Consider the following classical (unsupervised learning) problem of estimating the mean of an n-dimensional normally (with identity covariance matrix) or Poisson distributed vector under the squared loss. The framework of empirical Bayes (EB), put forth by Robbins'1956, combines Bayesian and frequentist mindsets by postulating that the mean's coordinates are sampled iid from an unknown prior and aims to use a fully data-driven estimator to compete with the Bayesian oracle that knows the true prior. The figure of merit is the total excess risk (regret) over the Bayes risk in the worst case (over the class of, e.g., priors with a given support). Although this paradigm was introduced more than 60 years ago, little was known about the asymptotic scaling of the optimal regret before our work established it to be $\Theta((\log n/\log \log n)^2)$ for the Poisson case.

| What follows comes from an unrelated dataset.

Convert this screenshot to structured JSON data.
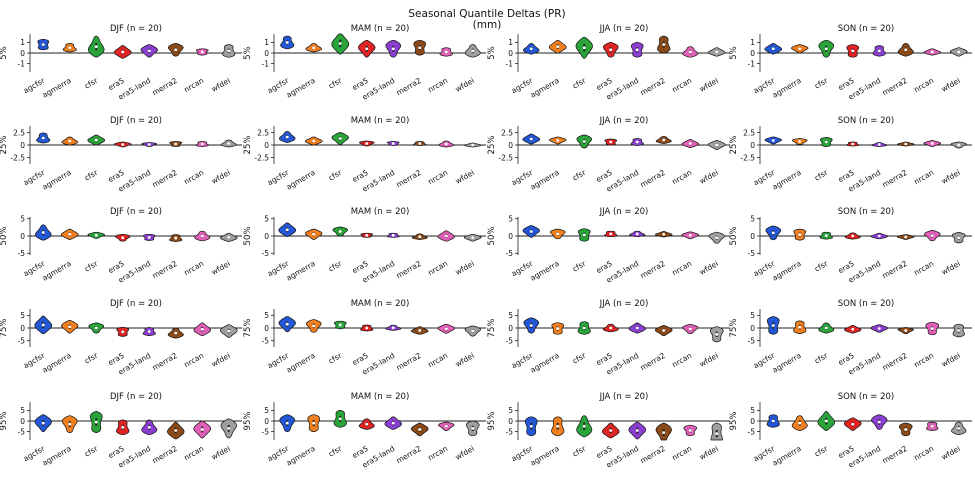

The same rate is shown to be a lower bound for the normal case, verifying and strengthening upon an old conjecture of $\omega(1)$ due to Singh'1979.
We will discuss practical implementation of EB estimators. The most performant of those are obtained by first running a non-parametric maximum likelihood (NPMLE) to estimate the unknown prior, and then computing (via Bayes) the posterior mean with respect to the estimated prior. We will discuss empirical results on sports data and short-term time series forecasting.
Based on joint works with Yihong Wu, Soham Jana and Anzo Teh.